The outline of Omar Khadr's story is fast becoming familiar. He is an enemy combatant. He was picked up by US authorities in Afghanistan in 2002 and brought to Guantanamo where he has wallowed for nearly 6 years. The US has decided to bring him to the military commissions court on the charge that he threw a grenade which killed a US medic. In that sense, he is one of the luckier inhabitants of Guantanamo: he's set to get his day in court. Well, not quite, since it is an open question whether the military commissions court he'll face is a court of justice in the requisite sense. We know that this court accepts as legitimate evidence attained through coercion (e.g., torture). We know that SCOTUS (in Hamdan)has rejected as unconstitutional the previous iteration of this court, and it is difficult to see what has changed in the interim. We know that the man in charge of the court, William Haynes, asserted to his then chief prosecutor that “there can be no acquittals.” No one, including the prosecutor towards whom it was barked, took this assertion to benignly mean that he should do his best to win the case. Rather it was, repugnantly and malignantly, a prediction grounded in a threat on the order of “I'll make him an offer he can't refuse.” We know that said (now, former) prosecutor has testified on behalf of the defense of the person he was once in charge of bringing to justice.
And, now, right on time and as a means to fulfilling that prediction, we learned last Friday that the judge appointed to Khadr's case was summarily and without explanation (part of the Bush administration's frequent Friday surprises) dismissed from it. The judge in question, Peter Brownback III had, from the Bush administration's point of view, the annoying habit of demanding procedural justice, and that evidently was enough 'judicial activism' to warrant dismissal. In particular, Brownback refused to set a trial date until the prosecution handed over to the defense potentially exculpatory evidence for which it had legitimately and repeatedly demanded.
The Brownback dismissal was evidently hastened by the Canadian Supreme Court's ruling (it can be read here) the previous week. The ruling, which was unanimous, asserted that the Canadian government violated Khadr's human rights by participating and supporting an activity which violated his human rights. In particular, in 2003 Canadian agents interviewed him at Guantanamo and passed on the content of the interview to U.S. authorities (this is the support and participation claim). The claim that the activities violated Khadr's human rights is grounded on SCOTUS's decisions (in Rasul and Hamdan). The court reasoned that Canadian agents and law should not defer to another country's law (as would be customary on foreign soil) when the latter, by its own lights, violates human rights. In such a case, Canada and its agents, since they facilitated a human rights violation, have an obligation to rectify the wrong. Since Canadian authorities possess a transcript of the interviews which they conducted with Khadr (which transcript US authorities claim to have lost!!!), they have an obligation to make them available to the defense per its request. This was the Canadian Supreme Court's order.
Given this order, we can understand one dimension of the U.S.'s urgency in bringing Khadr to court and Brownback's dismissal. They want his defense team to be crippled as much as possible so as to guarantee their prediction of 'no acquittals'.

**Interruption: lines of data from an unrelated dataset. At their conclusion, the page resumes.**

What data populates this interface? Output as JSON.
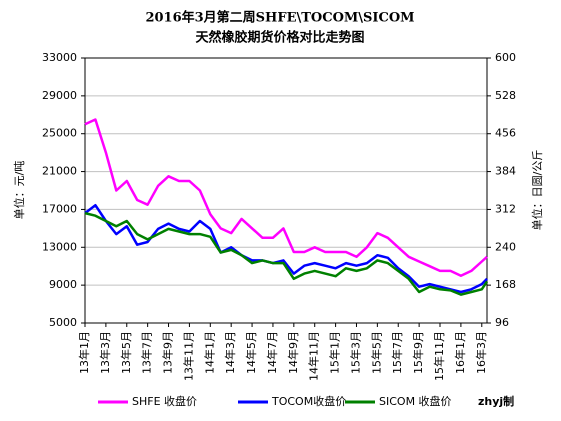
{
  "chart_data": {
    "type": "line",
    "title": "2016年3月第二周SHFE\\TOCOM\\SICOM",
    "subtitle": "天然橡胶期货价格对比走势图",
    "y_label": "单位：元/吨",
    "y2_label": "单位：日圆/公斤",
    "annotation": "zhyj制",
    "x": [
      0,
      1,
      2,
      3,
      4,
      5,
      6,
      7,
      8,
      9,
      10,
      11,
      12,
      13,
      14,
      15,
      16,
      17,
      18,
      19,
      20,
      21,
      22,
      23,
      24,
      25,
      26,
      27,
      28,
      29,
      30,
      31,
      32,
      33,
      34,
      35,
      36,
      37,
      38,
      38.5
    ],
    "xlim": [
      0,
      38.5
    ],
    "xticks": [
      {
        "value": 0,
        "label": "13年1月"
      },
      {
        "value": 2,
        "label": "13年3月"
      },
      {
        "value": 4,
        "label": "13年5月"
      },
      {
        "value": 6,
        "label": "13年7月"
      },
      {
        "value": 8,
        "label": "13年9月"
      },
      {
        "value": 10,
        "label": "13年11月"
      },
      {
        "value": 12,
        "label": "14年1月"
      },
      {
        "value": 14,
        "label": "14年3月"
      },
      {
        "value": 16,
        "label": "14年5月"
      },
      {
        "value": 18,
        "label": "14年7月"
      },
      {
        "value": 20,
        "label": "14年9月"
      },
      {
        "value": 22,
        "label": "14年11月"
      },
      {
        "value": 24,
        "label": "15年1月"
      },
      {
        "value": 26,
        "label": "15年3月"
      },
      {
        "value": 28,
        "label": "15年5月"
      },
      {
        "value": 30,
        "label": "15年7月"
      },
      {
        "value": 32,
        "label": "15年9月"
      },
      {
        "value": 34,
        "label": "15年11月"
      },
      {
        "value": 36,
        "label": "16年1月"
      },
      {
        "value": 38,
        "label": "16年3月"
      }
    ],
    "ylim": [
      5000,
      33000
    ],
    "yticks": [
      5000,
      9000,
      13000,
      17000,
      21000,
      25000,
      29000,
      33000
    ],
    "y2lim": [
      96,
      600
    ],
    "y2ticks": [
      96,
      168,
      240,
      312,
      384,
      456,
      528,
      600
    ],
    "grid": true,
    "legend": "bottom",
    "series": [
      {
        "name": "SHFE 收盘价",
        "color": "#ff00ff",
        "axis": "y",
        "values": [
          26000,
          26500,
          23000,
          19000,
          20000,
          18000,
          17500,
          19500,
          20500,
          20000,
          20000,
          19000,
          16500,
          15000,
          14500,
          16000,
          15000,
          14000,
          14000,
          15000,
          12500,
          12500,
          13000,
          12500,
          12500,
          12500,
          12000,
          13000,
          14500,
          14000,
          13000,
          12000,
          11500,
          11000,
          10500,
          10500,
          10000,
          10500,
          11500,
          12000
        ]
      },
      {
        "name": "TOCOM收盘价",
        "color": "#0000ff",
        "axis": "y2",
        "values": [
          305,
          320,
          290,
          265,
          280,
          245,
          250,
          275,
          285,
          275,
          270,
          290,
          275,
          230,
          240,
          225,
          215,
          215,
          210,
          215,
          190,
          205,
          210,
          205,
          200,
          210,
          205,
          210,
          225,
          220,
          200,
          185,
          165,
          170,
          165,
          160,
          155,
          160,
          170,
          180
        ]
      },
      {
        "name": "SICOM 收盘价",
        "color": "#008000",
        "axis": "y2",
        "values": [
          305,
          300,
          290,
          280,
          290,
          265,
          255,
          265,
          275,
          270,
          265,
          265,
          260,
          230,
          235,
          225,
          210,
          215,
          210,
          210,
          180,
          190,
          195,
          190,
          185,
          200,
          195,
          200,
          215,
          210,
          195,
          180,
          155,
          165,
          160,
          158,
          150,
          155,
          160,
          175
        ]
      }
    ]
  }
}
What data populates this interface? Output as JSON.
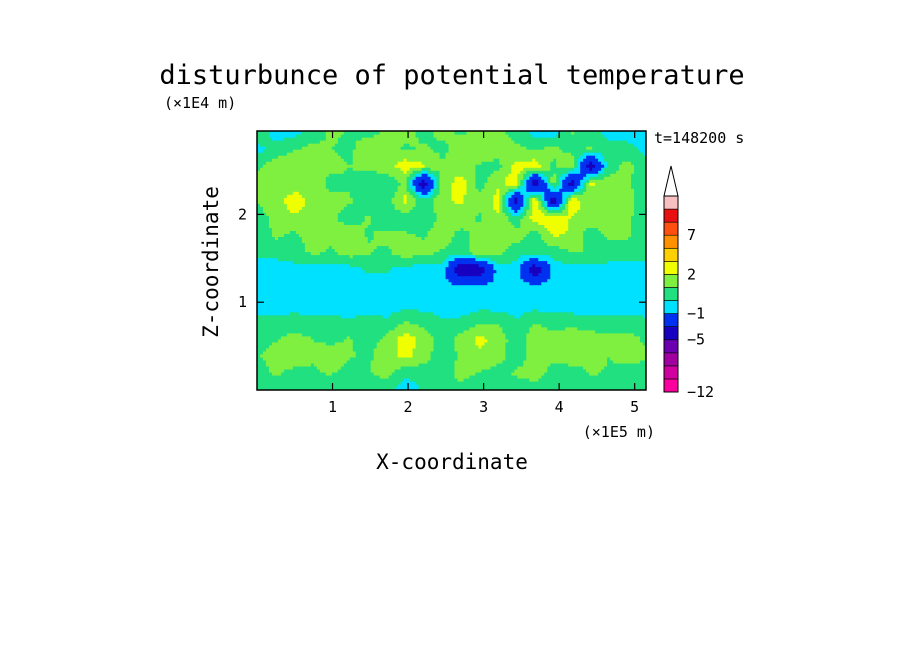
{
  "chart_data": {
    "type": "heatmap",
    "title": "disturbunce of potential temperature",
    "xlabel": "X-coordinate",
    "ylabel": "Z-coordinate",
    "x_unit": "(×1E5 m)",
    "y_unit": "(×1E4 m)",
    "time_label": "t=148200 s",
    "xlim": [
      0,
      5.15
    ],
    "ylim": [
      0,
      2.95
    ],
    "x_ticks": [
      1,
      2,
      3,
      4,
      5
    ],
    "y_ticks": [
      1,
      2
    ],
    "colorbar": {
      "levels": [
        -12,
        -11,
        -9,
        -7,
        -5,
        -3,
        -1,
        0,
        1,
        2,
        3,
        5,
        7,
        9,
        11
      ],
      "labeled": [
        -12,
        -5,
        -1,
        2,
        7
      ],
      "colors": [
        "#ff00a0",
        "#d000a0",
        "#a000a0",
        "#6a00b0",
        "#1800c0",
        "#0030f0",
        "#00e0ff",
        "#20e080",
        "#80f040",
        "#f0ff00",
        "#ffd000",
        "#ff9000",
        "#ff5010",
        "#e81010",
        "#f7c0c0"
      ],
      "top_extension_color": "#ffffff"
    },
    "field": [
      [
        0.3,
        0.2,
        0.4,
        0.2,
        0.3,
        0.1,
        0.4,
        0.2,
        -0.5,
        0.1,
        0.4,
        0.3,
        0.1,
        0.3,
        0.2,
        0.4,
        0.5,
        0.2,
        0.3,
        0.2,
        0.3,
        0.1
      ],
      [
        0.4,
        1.2,
        0.6,
        0.8,
        1.1,
        0.5,
        0.9,
        1.4,
        0.2,
        0.3,
        0.1,
        1.6,
        0.9,
        0.5,
        1.2,
        1.5,
        0.6,
        0.3,
        1.1,
        0.9,
        0.4,
        0.3
      ],
      [
        0.9,
        1.5,
        1.9,
        1.2,
        1.6,
        1.1,
        0.8,
        1.7,
        2.2,
        1.6,
        0.2,
        1.2,
        1.9,
        1.5,
        0.3,
        1.6,
        1.3,
        1.8,
        1.4,
        1.0,
        1.6,
        1.2
      ],
      [
        0.5,
        0.9,
        1.4,
        1.0,
        0.7,
        1.1,
        0.5,
        1.2,
        2.5,
        1.7,
        0.3,
        1.4,
        2.2,
        1.8,
        0.2,
        1.9,
        1.5,
        1.9,
        1.6,
        1.2,
        1.4,
        0.8
      ],
      [
        0.2,
        0.3,
        0.4,
        0.2,
        0.3,
        0.1,
        0.3,
        0.2,
        1.0,
        0.6,
        0.1,
        0.2,
        0.7,
        0.8,
        0.1,
        0.9,
        0.4,
        0.5,
        0.2,
        0.3,
        0.4,
        0.2
      ],
      [
        -0.5,
        -0.6,
        -0.4,
        -0.5,
        -0.6,
        -0.5,
        -0.4,
        -0.6,
        -0.5,
        -0.4,
        -0.5,
        -0.6,
        -0.4,
        -0.5,
        -0.6,
        -0.5,
        -0.4,
        -0.6,
        -0.5,
        -0.4,
        -0.5,
        -0.6
      ],
      [
        -0.5,
        -0.6,
        -0.5,
        -0.5,
        -0.6,
        -0.5,
        -0.5,
        -0.6,
        -0.5,
        -0.5,
        -0.6,
        -0.5,
        -0.5,
        -0.6,
        -0.5,
        -0.5,
        -0.6,
        -0.5,
        -0.5,
        -0.6,
        -0.5,
        -0.5
      ],
      [
        -0.3,
        -0.5,
        -0.4,
        -0.5,
        -0.3,
        -0.5,
        0.2,
        0.1,
        -0.4,
        -0.6,
        -0.4,
        -4.8,
        -4.6,
        -0.5,
        -0.4,
        -4.5,
        -0.5,
        -0.4,
        -0.5,
        -0.3,
        -0.5,
        -0.4
      ],
      [
        0.2,
        0.3,
        0.6,
        1.2,
        0.9,
        1.5,
        1.1,
        0.8,
        1.6,
        1.3,
        0.9,
        0.4,
        1.8,
        1.4,
        0.3,
        0.9,
        0.3,
        1.1,
        0.9,
        0.4,
        0.6,
        0.3
      ],
      [
        0.3,
        1.2,
        0.8,
        1.4,
        1.1,
        1.6,
        0.9,
        1.3,
        1.1,
        0.9,
        1.6,
        0.6,
        1.4,
        1.8,
        1.5,
        0.5,
        2.1,
        1.9,
        0.4,
        1.2,
        1.1,
        0.5
      ],
      [
        0.5,
        1.3,
        1.8,
        1.5,
        1.2,
        0.6,
        1.1,
        0.4,
        0.6,
        0.3,
        1.2,
        1.7,
        0.8,
        1.9,
        0.3,
        2.6,
        2.8,
        1.9,
        1.6,
        1.4,
        1.2,
        0.4
      ],
      [
        1.1,
        1.6,
        2.6,
        1.7,
        1.3,
        1.1,
        0.5,
        0.4,
        2.4,
        0.3,
        1.9,
        2.1,
        1.3,
        2.4,
        -4.2,
        3.1,
        -4.5,
        2.9,
        1.2,
        1.5,
        1.3,
        0.6
      ],
      [
        1.3,
        1.2,
        1.4,
        1.5,
        0.7,
        0.9,
        0.4,
        0.3,
        1.1,
        -4.4,
        1.4,
        2.6,
        0.5,
        1.8,
        2.7,
        -4.8,
        1.6,
        -4.2,
        2.2,
        1.4,
        1.1,
        0.5
      ],
      [
        0.8,
        1.5,
        1.7,
        1.1,
        1.3,
        1.0,
        1.2,
        1.5,
        2.6,
        2.1,
        1.1,
        1.4,
        0.9,
        0.7,
        2.3,
        2.6,
        0.8,
        1.7,
        -4.3,
        0.6,
        1.3,
        0.4
      ],
      [
        -0.4,
        0.5,
        0.9,
        1.3,
        1.0,
        0.8,
        1.6,
        1.3,
        0.9,
        1.1,
        0.8,
        1.3,
        1.6,
        1.4,
        1.2,
        0.9,
        1.2,
        0.7,
        1.1,
        0.5,
        0.4,
        -0.3
      ],
      [
        1.1,
        -0.6,
        -0.5,
        0.4,
        1.2,
        0.9,
        0.7,
        1.1,
        1.3,
        0.8,
        1.2,
        0.9,
        1.1,
        1.3,
        0.6,
        -0.5,
        -0.6,
        1.1,
        0.5,
        -0.5,
        -0.6,
        -0.5
      ]
    ],
    "field_x_range": [
      0,
      5.15
    ],
    "field_y_range": [
      0,
      2.95
    ]
  }
}
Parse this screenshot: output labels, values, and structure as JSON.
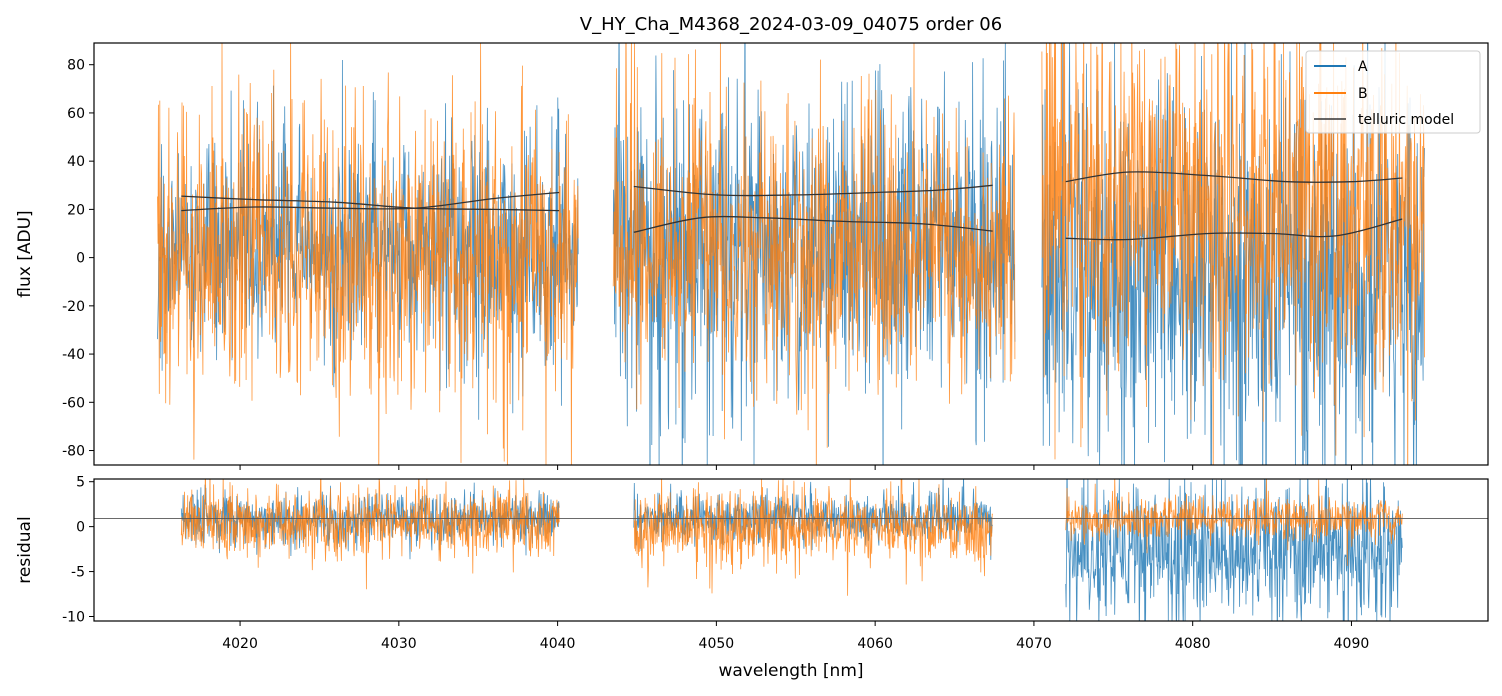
{
  "chart_data": {
    "title": "V_HY_Cha_M4368_2024-03-09_04075  order 06",
    "xlabel": "wavelength [nm]",
    "xlim": [
      4010.8,
      4098.6
    ],
    "xticks": [
      4020,
      4030,
      4040,
      4050,
      4060,
      4070,
      4080,
      4090
    ],
    "colors": {
      "A": "#1f77b4",
      "B": "#ff7f0e",
      "telluric": "#333333"
    },
    "panels": [
      {
        "name": "flux",
        "type": "line",
        "ylabel": "flux [ADU]",
        "ylim": [
          -86,
          89
        ],
        "yticks": [
          -80,
          -60,
          -40,
          -20,
          0,
          20,
          40,
          60,
          80
        ],
        "segments": [
          {
            "x": [
              4014.8,
              4041.3
            ],
            "A": {
              "center": 3,
              "noise": 24
            },
            "B": {
              "center": 1,
              "noise": 31
            }
          },
          {
            "x": [
              4043.5,
              4068.8
            ],
            "A": {
              "center": 5,
              "noise": 33
            },
            "B": {
              "center": 2,
              "noise": 30
            }
          },
          {
            "x": [
              4070.5,
              4094.6
            ],
            "A": {
              "center": -12,
              "noise": 42
            },
            "B": {
              "center": 20,
              "noise": 38
            }
          }
        ],
        "telluric_model": [
          {
            "x": [
              4016.3,
              4021,
              4026,
              4031,
              4036,
              4040.1
            ],
            "y": [
              25.5,
              24,
              23,
              20.5,
              20,
              19.5
            ]
          },
          {
            "x": [
              4016.3,
              4021,
              4026,
              4031,
              4036,
              4040.1
            ],
            "y": [
              19.5,
              21,
              20.5,
              20.5,
              24.5,
              27
            ]
          },
          {
            "x": [
              4044.8,
              4050,
              4055,
              4060,
              4064,
              4067.4
            ],
            "y": [
              29.5,
              26,
              26,
              27,
              28,
              30
            ]
          },
          {
            "x": [
              4044.8,
              4049,
              4053,
              4058,
              4063,
              4067.4
            ],
            "y": [
              10.5,
              16.5,
              16.5,
              15,
              14,
              11
            ]
          },
          {
            "x": [
              4072.0,
              4076,
              4081,
              4086,
              4090,
              4093.2
            ],
            "y": [
              31.5,
              35.5,
              34,
              31.5,
              31.5,
              33
            ]
          },
          {
            "x": [
              4072.0,
              4076,
              4081,
              4085,
              4089,
              4093.2
            ],
            "y": [
              8,
              7.5,
              10,
              10,
              9,
              16
            ]
          }
        ],
        "legend": {
          "placement": "top-right",
          "entries": [
            "A",
            "B",
            "telluric model"
          ]
        }
      },
      {
        "name": "residual",
        "type": "line",
        "ylabel": "residual",
        "ylim": [
          -10.5,
          5.3
        ],
        "yticks": [
          -10,
          -5,
          0,
          5
        ],
        "reference_line": 0.9,
        "segments": [
          {
            "x": [
              4016.3,
              4040.1
            ],
            "A": {
              "center": 0.9,
              "noise": 1.4
            },
            "B": {
              "center": 0.4,
              "noise": 1.9
            }
          },
          {
            "x": [
              4044.8,
              4067.4
            ],
            "A": {
              "center": 0.9,
              "noise": 1.4
            },
            "B": {
              "center": 0.0,
              "noise": 2.1
            }
          },
          {
            "x": [
              4072.0,
              4093.2
            ],
            "A": {
              "center": -2.5,
              "noise": 4.0
            },
            "B": {
              "center": 0.9,
              "noise": 1.2
            }
          }
        ]
      }
    ]
  }
}
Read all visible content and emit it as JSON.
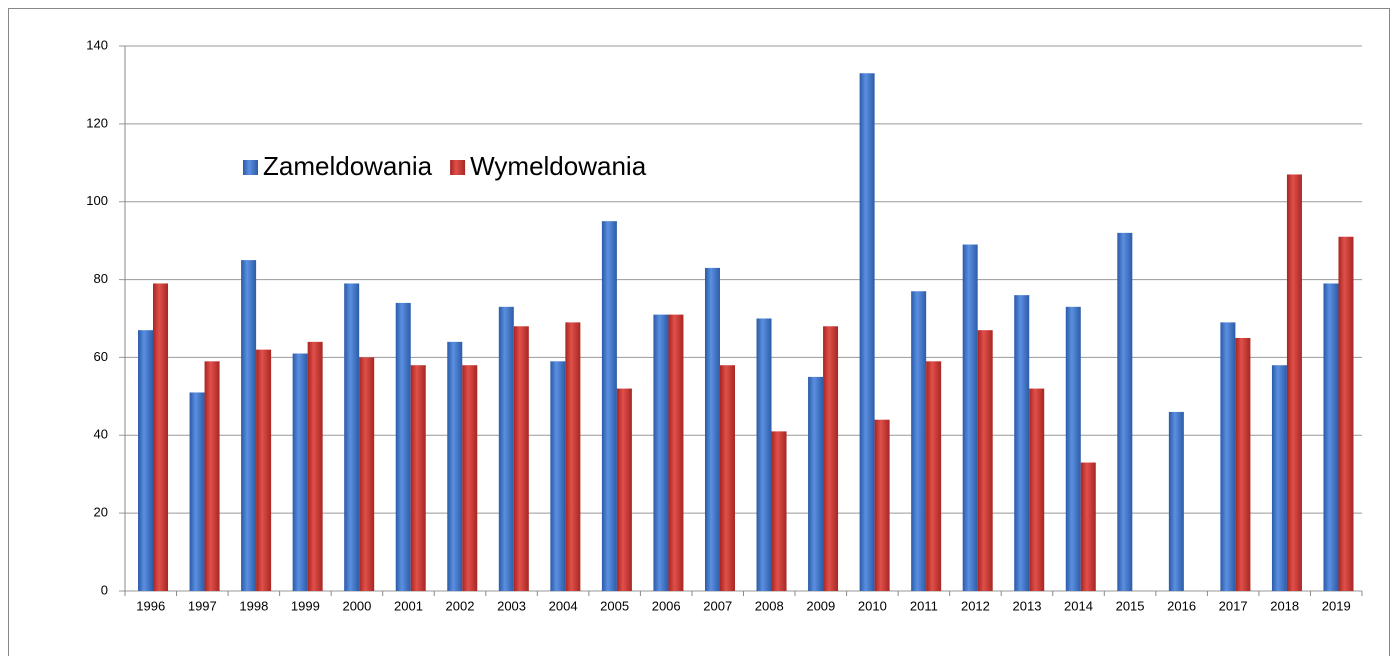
{
  "chart_data": {
    "type": "bar",
    "categories": [
      "1996",
      "1997",
      "1998",
      "1999",
      "2000",
      "2001",
      "2002",
      "2003",
      "2004",
      "2005",
      "2006",
      "2007",
      "2008",
      "2009",
      "2010",
      "2011",
      "2012",
      "2013",
      "2014",
      "2015",
      "2016",
      "2017",
      "2018",
      "2019"
    ],
    "series": [
      {
        "name": "Zameldowania",
        "color": "#3a6fc4",
        "values": [
          67,
          51,
          85,
          61,
          79,
          74,
          64,
          73,
          59,
          95,
          71,
          83,
          70,
          55,
          133,
          77,
          89,
          76,
          73,
          92,
          46,
          69,
          58,
          79
        ]
      },
      {
        "name": "Wymeldowania",
        "color": "#c9302c",
        "values": [
          79,
          59,
          62,
          64,
          60,
          58,
          58,
          68,
          69,
          52,
          71,
          58,
          41,
          68,
          44,
          59,
          67,
          52,
          33,
          null,
          null,
          65,
          107,
          91
        ]
      }
    ],
    "ylim": [
      0,
      140
    ],
    "yticks": [
      0,
      20,
      40,
      60,
      80,
      100,
      120,
      140
    ],
    "grid": true,
    "legend": "upper left"
  }
}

In the face of such an unaccountable U.S. government, it's reassuring to see Canada actually living up to its promise of justice and holding itself accountable when it deems itself to have done wrong. If we cannot do it ourselves, then it's nice to have a friend and neighbor who will do it for us.
Oh, did I forget to mention that Khadr was but 15 years old when originally picked up? I would say we have reached the nadir of American justice if it weren't for the fact that it keeps getting lower and lower, and baser and baser by the days and months. We'll need to await the upcoming years to get a full measure of our current government's depravity.
Wednesday, June 4, 2008
Canadian Justice: holding oneself responsible for human rights violations
Posted by MT Nguyen at 8:05 PM
Labels: global justice, guantanamo
Subscribe to:
Post Comments (Atom)
1 Comment:
Unfortunately here in Canada, Prime Minister Stephen Harper has no problem with the Khadr case.
Despite ongoing pressure from the left and even recent prodding from the center (in the person of Liberal Party leader Stephane Dion) Mr. Harper has not moved to bring Khadr under the protection of the Canadian legal system.
The essentially monolithic Canadian press has never given the Khadr story the attention it deserves so Harper is unlikely to be forced into taking action by a large outcry.